The OpenCL backend hooks into the CPU backend and takes control of the execution of some ops. Other backends implement the ggml-backend interface, and the CPU backend isn't running at all while they are running. The data is only copied once, the OpenCL runs on the first thread and the rest of the threads are spinning.
The OpenCL backend hooks into the CPU backend and takes control of the execution of some ops. Other backends implement the ggml-backend interface, and the CPU backend isn't running at all while they are running.
First of all, thank you for your comment. But there is something a little confusing. My understanding was that '-ngl' is for specifying the number of offloads allows some tasks to be handled by the GPU rather than the CPU. Because not all tasks are offloaded to the GPU, even in cuda or vulkan backend also, CPU also work with GPU in parallel, and CPU might wait to get GPU results. I don't quite understand the part where it is mentioned that the CPU backend is not running in the case of cuda or vulkan is running.

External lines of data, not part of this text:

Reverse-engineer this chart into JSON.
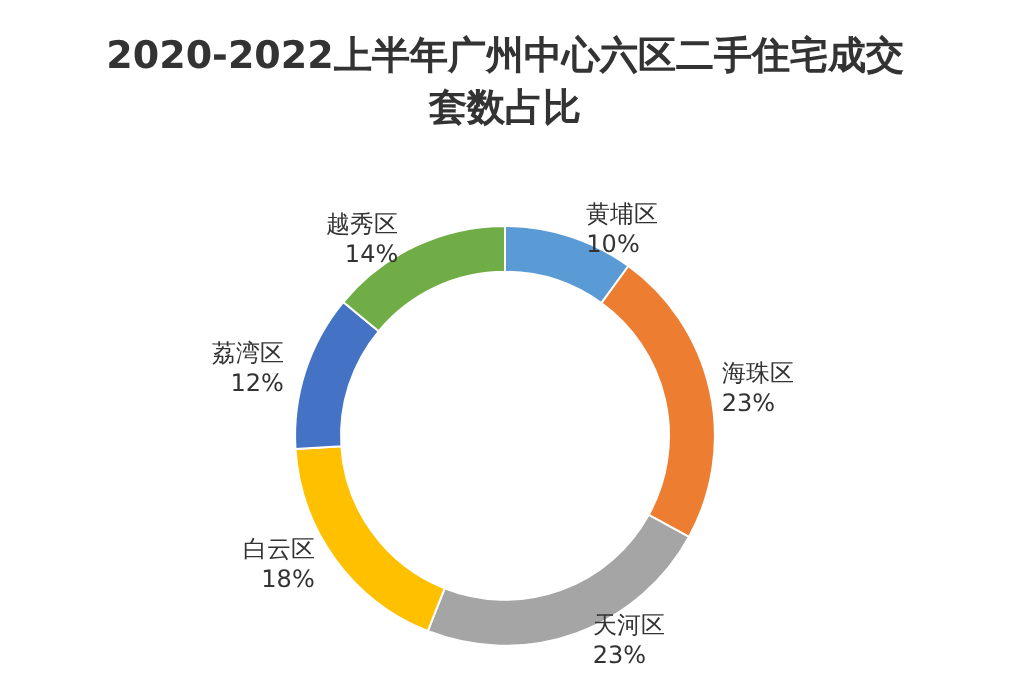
{
  "chart_data": {
    "type": "donut",
    "title": "2020-2022上半年广州中心六区二手住宅成交套数占比",
    "categories": [
      "黄埔区",
      "海珠区",
      "天河区",
      "白云区",
      "荔湾区",
      "越秀区"
    ],
    "values": [
      10,
      23,
      23,
      18,
      12,
      14
    ],
    "value_labels": [
      "10%",
      "23%",
      "23%",
      "18%",
      "12%",
      "14%"
    ],
    "colors": [
      "#5b9bd5",
      "#ed7d31",
      "#a5a5a5",
      "#ffc000",
      "#4472c4",
      "#70ad47"
    ],
    "legend": false
  }
}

The CPU and GPU backends do not work in parallel, they process each a different part of the model each in sequence. Generally what happens is that the input layer runs on the CPU, then the layers offloaded on the GPU, and then rest of the layers on the CPU. Additionally, with OpenCL only the matrix multiplications and mul/add ops with offloaded weights run on the GPU.
Thank you for kindly letting me know about the questions I was curious about.
Are the problems mentioned due to the lack of the OpenCL specification, or is it a problem with the current ggml-opencl implementation? It's a slightly different story, but in the case of tflite's gpu delegate, there are openGL and openCL implementations, and openCL has pretty good performance. Is there any way to solve the problem while using openCL like this? https://blog.tensorflow.org/2020/08/faster-mobile-gpu-inference-with-opencl.html
I don't think there is anything about OpenCL that would prevent creating a better backend implementation, it just hasn't been updated much since it was added to ggml.
This issue was closed because it has been inactive for 14 days since being marked as stale.
The CPU and GPU backends do not work in parallel, they process each a different part of the model each in sequence. Generally what happens is that the input layer runs on the CPU, then the layers offloaded on the GPU, and then rest of the layers on the CPU. Additionally, with OpenCL only the matrix multiplications and mul/add ops with offloaded weights run on the GPU.
I'm sorry to bother you. I'm trying to figure out if gpu would be used with -ngl 0. As what you said, could I assume that all operators are executed on the cpu when ngl is 0?